Любовь Григорьевна сказала:
— Семафор закрыт, переходить можно.
Все перешли рельсы и углубились в лесок, а точнее, разросшуюся вдоль рельсов лесополосу. И все занялись своими делами: искали то, что можно съесть — “баранчики”, а попросту просвирняк и снытку; девочки плели косички из вьюнка и вставляли себе под косынки; Белый, качая головой, тихо выл; Витя искал землянику, а, не найдя ничего, принялся строгать осколком стекла палочку; Санёк занялся энтомологическими наблюдениями. То есть, рассматривал муравьев.
Любовь Григорьевна постелила свое одеяло и разделась загорать; к ней пристроились девочки, изнывающие от любви к воспитательнице, но забраться на одеяло не решались — лежали рядом. Внимание Любови Григорьевны привлек московский жулик, который вертелся поблизости, зыркая своими жутковатыми глазами по сторонам. Он не хотел искать земляники и плести косички, он, наверное, думал пойти другим путем — в деревню.
— Скажи, кто твой отец? — спросила Любовь Григорьевна, сладко потягиваясь.
— Он главный совнарком, — ответил мальчик. Девочки с интересом поглядели на новенького.
— Председатель Совета народных комиссаров, что ли? — переспросила Любовь Григорьевна. — Не знаю, есть ли такая должность.
— У него звезды на петлицах...
— Теперь у всех погоны, петлиц давно нет...

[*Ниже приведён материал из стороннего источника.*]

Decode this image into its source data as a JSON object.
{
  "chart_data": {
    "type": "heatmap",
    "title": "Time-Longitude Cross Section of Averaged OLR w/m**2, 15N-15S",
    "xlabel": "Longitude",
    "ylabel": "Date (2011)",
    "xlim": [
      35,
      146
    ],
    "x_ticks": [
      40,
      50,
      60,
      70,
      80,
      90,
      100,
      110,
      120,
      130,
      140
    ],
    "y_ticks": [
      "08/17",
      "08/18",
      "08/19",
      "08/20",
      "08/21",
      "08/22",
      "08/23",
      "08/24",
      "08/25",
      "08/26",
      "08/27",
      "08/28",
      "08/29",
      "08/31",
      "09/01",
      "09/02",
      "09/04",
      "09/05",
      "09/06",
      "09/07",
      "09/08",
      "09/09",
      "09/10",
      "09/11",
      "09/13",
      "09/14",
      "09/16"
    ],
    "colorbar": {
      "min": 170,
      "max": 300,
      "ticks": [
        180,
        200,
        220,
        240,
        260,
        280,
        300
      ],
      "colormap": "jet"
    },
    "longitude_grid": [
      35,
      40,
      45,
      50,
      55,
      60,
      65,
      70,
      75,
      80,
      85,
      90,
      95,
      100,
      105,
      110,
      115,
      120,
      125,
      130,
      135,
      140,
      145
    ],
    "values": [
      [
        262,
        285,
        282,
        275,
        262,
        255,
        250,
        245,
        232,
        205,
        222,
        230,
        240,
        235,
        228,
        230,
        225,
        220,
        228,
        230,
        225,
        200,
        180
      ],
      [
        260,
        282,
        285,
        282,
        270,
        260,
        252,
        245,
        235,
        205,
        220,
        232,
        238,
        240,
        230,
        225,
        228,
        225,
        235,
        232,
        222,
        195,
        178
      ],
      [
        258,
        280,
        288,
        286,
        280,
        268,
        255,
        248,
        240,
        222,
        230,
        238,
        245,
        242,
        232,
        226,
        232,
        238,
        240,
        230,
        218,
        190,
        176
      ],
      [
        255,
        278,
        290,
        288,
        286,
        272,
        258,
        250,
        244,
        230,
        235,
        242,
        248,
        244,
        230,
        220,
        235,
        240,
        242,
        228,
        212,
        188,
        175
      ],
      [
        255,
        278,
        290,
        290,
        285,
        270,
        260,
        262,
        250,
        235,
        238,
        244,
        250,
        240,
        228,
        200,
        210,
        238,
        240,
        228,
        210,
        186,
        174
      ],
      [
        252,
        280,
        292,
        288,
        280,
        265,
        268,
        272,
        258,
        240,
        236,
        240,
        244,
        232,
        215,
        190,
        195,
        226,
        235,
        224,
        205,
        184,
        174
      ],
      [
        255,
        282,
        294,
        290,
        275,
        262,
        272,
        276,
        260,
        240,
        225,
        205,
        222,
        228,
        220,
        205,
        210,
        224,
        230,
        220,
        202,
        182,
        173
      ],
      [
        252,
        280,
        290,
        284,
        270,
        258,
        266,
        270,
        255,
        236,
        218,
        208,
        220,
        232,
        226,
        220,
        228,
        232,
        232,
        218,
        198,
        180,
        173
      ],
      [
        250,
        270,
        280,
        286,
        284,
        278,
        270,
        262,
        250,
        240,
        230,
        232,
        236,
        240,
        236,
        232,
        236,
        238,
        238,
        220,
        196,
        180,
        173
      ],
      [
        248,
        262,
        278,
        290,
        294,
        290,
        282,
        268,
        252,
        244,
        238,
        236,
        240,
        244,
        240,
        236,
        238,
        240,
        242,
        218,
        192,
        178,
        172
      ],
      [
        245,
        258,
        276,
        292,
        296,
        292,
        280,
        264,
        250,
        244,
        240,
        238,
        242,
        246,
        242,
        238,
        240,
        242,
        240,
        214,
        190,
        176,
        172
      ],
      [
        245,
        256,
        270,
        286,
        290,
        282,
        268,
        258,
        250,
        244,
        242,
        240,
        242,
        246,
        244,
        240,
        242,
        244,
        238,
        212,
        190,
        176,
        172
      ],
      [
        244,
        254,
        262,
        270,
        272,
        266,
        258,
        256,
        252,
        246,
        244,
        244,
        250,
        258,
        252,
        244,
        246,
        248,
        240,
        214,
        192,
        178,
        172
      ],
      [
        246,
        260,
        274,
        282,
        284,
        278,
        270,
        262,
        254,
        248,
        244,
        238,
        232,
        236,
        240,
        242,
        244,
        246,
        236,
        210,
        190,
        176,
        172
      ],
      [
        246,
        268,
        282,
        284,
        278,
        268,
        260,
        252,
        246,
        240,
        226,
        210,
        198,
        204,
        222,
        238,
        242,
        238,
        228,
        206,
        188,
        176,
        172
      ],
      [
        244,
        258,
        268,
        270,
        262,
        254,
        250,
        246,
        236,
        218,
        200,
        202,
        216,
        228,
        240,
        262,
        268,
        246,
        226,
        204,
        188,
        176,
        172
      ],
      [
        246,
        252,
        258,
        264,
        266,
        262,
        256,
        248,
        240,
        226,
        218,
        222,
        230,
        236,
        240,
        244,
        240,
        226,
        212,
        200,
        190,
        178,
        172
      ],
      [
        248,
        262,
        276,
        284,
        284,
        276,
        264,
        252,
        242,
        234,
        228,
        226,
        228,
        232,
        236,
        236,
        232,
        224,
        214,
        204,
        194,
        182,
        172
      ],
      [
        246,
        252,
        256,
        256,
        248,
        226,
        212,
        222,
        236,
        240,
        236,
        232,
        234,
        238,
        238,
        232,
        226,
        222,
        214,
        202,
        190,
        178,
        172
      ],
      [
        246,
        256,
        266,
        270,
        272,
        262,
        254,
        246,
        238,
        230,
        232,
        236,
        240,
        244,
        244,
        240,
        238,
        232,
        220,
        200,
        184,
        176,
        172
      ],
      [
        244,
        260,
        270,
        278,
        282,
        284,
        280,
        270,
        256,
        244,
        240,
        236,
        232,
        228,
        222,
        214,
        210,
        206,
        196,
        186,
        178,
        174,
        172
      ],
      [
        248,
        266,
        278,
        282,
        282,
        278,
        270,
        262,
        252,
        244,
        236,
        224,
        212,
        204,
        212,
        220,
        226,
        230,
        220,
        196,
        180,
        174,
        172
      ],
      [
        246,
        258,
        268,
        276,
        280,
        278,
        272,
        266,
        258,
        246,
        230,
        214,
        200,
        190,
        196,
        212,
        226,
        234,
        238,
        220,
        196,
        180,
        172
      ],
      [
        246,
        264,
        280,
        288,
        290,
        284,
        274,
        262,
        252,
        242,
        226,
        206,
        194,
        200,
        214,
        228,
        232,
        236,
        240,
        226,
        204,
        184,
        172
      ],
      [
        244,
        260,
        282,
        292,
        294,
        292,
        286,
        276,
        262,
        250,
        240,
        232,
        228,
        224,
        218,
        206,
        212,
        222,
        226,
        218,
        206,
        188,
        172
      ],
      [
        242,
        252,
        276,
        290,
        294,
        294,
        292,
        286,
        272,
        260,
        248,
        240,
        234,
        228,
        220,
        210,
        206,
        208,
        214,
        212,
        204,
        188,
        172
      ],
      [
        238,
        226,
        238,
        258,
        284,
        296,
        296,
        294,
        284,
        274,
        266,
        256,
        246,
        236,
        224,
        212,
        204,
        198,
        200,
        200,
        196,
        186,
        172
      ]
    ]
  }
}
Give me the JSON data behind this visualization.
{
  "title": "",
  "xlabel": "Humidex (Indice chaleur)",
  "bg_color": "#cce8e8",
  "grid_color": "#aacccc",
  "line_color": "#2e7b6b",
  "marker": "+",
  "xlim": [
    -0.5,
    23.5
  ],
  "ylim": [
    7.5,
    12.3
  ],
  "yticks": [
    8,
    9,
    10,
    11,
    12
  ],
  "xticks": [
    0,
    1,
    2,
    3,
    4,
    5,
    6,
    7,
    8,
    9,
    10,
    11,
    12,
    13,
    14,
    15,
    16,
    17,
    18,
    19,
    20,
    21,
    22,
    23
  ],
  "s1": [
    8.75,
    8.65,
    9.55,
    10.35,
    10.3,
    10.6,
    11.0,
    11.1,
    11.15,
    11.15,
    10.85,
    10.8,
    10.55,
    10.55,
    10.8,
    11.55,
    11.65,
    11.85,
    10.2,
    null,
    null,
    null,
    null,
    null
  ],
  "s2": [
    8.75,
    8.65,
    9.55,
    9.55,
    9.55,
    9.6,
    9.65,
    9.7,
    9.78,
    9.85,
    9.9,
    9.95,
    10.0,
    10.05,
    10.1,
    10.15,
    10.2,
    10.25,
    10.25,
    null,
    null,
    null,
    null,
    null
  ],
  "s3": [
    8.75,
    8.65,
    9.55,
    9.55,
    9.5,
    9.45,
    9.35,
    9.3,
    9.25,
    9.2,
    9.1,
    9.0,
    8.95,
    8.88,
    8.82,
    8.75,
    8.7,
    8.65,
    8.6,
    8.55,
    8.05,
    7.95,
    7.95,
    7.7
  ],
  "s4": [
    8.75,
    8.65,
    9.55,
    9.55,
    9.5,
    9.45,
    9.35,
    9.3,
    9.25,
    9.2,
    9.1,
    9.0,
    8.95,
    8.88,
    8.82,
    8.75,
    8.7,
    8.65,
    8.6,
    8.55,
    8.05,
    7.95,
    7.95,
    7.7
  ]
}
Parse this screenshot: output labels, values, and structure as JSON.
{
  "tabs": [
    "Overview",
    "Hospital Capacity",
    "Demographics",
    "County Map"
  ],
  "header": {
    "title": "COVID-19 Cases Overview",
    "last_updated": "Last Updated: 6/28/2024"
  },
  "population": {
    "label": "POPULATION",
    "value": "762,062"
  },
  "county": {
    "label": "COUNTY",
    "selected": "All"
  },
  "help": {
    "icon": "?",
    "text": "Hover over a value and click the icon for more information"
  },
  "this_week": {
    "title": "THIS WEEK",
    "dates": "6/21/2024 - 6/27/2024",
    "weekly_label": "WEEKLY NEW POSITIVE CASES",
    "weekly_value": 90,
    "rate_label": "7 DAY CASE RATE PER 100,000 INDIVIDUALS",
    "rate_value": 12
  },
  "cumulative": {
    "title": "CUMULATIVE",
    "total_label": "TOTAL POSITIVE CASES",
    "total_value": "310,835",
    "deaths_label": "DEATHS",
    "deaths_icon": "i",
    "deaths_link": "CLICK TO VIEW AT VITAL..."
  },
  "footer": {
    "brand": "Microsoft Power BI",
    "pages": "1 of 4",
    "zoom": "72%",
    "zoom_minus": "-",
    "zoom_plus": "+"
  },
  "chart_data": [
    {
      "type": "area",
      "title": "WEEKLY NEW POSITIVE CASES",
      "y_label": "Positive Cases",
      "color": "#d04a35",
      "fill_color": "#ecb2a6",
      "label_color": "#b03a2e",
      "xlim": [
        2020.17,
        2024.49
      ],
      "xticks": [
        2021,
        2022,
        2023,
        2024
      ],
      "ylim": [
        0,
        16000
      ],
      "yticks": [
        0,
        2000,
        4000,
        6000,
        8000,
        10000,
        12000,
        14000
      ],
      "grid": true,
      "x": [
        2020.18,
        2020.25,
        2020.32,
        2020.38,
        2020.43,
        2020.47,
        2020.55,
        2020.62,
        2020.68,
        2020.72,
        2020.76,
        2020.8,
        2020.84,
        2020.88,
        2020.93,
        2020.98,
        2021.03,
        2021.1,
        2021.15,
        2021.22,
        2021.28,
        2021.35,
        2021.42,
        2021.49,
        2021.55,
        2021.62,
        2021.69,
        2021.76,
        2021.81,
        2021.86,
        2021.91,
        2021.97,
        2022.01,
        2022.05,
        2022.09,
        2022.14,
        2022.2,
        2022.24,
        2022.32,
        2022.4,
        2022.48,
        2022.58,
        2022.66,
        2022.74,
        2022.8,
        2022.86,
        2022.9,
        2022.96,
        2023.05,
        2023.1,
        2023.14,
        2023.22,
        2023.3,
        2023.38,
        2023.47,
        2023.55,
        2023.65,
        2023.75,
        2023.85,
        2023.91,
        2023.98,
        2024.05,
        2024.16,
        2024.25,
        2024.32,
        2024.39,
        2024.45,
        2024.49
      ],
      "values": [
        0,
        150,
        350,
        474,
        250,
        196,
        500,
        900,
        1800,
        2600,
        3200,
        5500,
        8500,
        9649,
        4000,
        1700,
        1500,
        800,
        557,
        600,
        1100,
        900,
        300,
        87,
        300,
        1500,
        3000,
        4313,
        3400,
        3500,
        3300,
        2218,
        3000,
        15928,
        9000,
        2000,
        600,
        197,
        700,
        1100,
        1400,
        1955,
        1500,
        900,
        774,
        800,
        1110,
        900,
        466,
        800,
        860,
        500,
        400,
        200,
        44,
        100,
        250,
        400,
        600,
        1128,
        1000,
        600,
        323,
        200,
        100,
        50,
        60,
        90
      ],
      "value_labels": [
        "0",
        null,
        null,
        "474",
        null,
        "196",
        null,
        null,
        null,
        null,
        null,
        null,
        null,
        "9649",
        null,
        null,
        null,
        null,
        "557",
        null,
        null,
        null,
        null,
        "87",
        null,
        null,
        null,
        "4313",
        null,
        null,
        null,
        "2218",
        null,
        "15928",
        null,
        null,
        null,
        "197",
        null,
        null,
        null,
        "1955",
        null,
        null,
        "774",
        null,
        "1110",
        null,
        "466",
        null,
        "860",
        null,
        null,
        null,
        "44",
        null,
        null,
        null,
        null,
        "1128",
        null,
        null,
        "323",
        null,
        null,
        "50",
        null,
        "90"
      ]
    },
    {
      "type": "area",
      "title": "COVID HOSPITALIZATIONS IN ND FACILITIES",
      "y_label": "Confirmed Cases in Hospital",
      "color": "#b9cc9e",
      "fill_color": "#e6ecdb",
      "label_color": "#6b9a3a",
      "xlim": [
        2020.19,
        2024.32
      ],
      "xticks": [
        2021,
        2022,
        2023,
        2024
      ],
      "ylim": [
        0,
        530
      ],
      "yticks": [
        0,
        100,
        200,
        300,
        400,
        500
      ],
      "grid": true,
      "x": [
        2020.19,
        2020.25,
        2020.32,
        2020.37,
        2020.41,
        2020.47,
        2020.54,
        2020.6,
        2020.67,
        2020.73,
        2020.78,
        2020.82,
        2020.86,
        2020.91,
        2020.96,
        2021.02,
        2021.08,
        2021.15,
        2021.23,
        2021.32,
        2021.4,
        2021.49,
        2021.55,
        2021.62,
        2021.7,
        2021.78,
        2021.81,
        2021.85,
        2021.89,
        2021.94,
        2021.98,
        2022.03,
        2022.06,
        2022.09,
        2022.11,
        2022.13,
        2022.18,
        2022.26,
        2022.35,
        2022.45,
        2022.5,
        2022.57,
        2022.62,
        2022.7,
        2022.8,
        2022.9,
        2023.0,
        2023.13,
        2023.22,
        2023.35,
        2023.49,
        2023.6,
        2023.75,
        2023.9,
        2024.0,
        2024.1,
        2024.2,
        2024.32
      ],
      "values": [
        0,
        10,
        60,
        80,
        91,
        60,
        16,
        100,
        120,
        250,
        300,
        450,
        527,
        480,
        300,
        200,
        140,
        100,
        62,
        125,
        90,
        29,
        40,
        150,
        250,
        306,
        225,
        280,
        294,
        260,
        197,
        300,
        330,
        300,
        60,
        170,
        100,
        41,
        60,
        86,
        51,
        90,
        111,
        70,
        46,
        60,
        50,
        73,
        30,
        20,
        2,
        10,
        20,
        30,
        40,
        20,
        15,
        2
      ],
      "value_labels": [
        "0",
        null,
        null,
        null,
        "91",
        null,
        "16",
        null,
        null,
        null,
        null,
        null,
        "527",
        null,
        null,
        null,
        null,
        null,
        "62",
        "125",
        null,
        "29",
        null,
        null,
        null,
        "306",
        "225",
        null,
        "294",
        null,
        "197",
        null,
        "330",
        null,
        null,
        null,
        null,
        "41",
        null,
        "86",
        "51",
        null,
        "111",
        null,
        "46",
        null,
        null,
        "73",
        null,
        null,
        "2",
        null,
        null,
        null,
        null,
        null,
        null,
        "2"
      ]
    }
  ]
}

— У него сабля, он командир надо всеми летчиками.
— Зачем летчику сабля? — Любовь Григорьевна снова потянулась своим гладким и по-деревенски крепким телом и закрыла глаза: наверное, о чем-то думала.
— Отбиваться, — ответил жулик. — А орденов у него!
— Как его фамилия?
— Худяев.
— Слышала про такого. Старый большевик. Неужели он твой отец? Ведь он старый.
— Он скоро меня заберет отсюда и привезет мне военную форму, такую, как у взрослых, только маленькую. Я что ни попрошу — он все сделает.
— Все теперь бредят формой, — пробормотала “в сторону” Любовь Григорьевна, но девочки ловили всякое, даже нечаянно сказанное ею слово; для них любимая воспитательница говорила только заслуживающее внимания и понимания. Девочка Руфа осторожно хихикнула, уловив подковырку в ее словах.
— С голубыми петличками и золотыми птичками, — сказал московский жулик, думая, наверное, что все восхищаются им самим и его отцом, который может “все”.
— Петлички надо еще заслужить, — продолжала воспитательница. — Пойдешь после детдома в военное училище, закончишь, дослужишься до петличек. Хотя теперь давно нет петличек — есть погоны.
— На фотографии он в буденовке, с саблей...
— Как его звали?
— Сема.
— Семен Худяев — слышала про такого, был, кажется, такой, — сказала Любовь Григорьевна и закрыла глаза.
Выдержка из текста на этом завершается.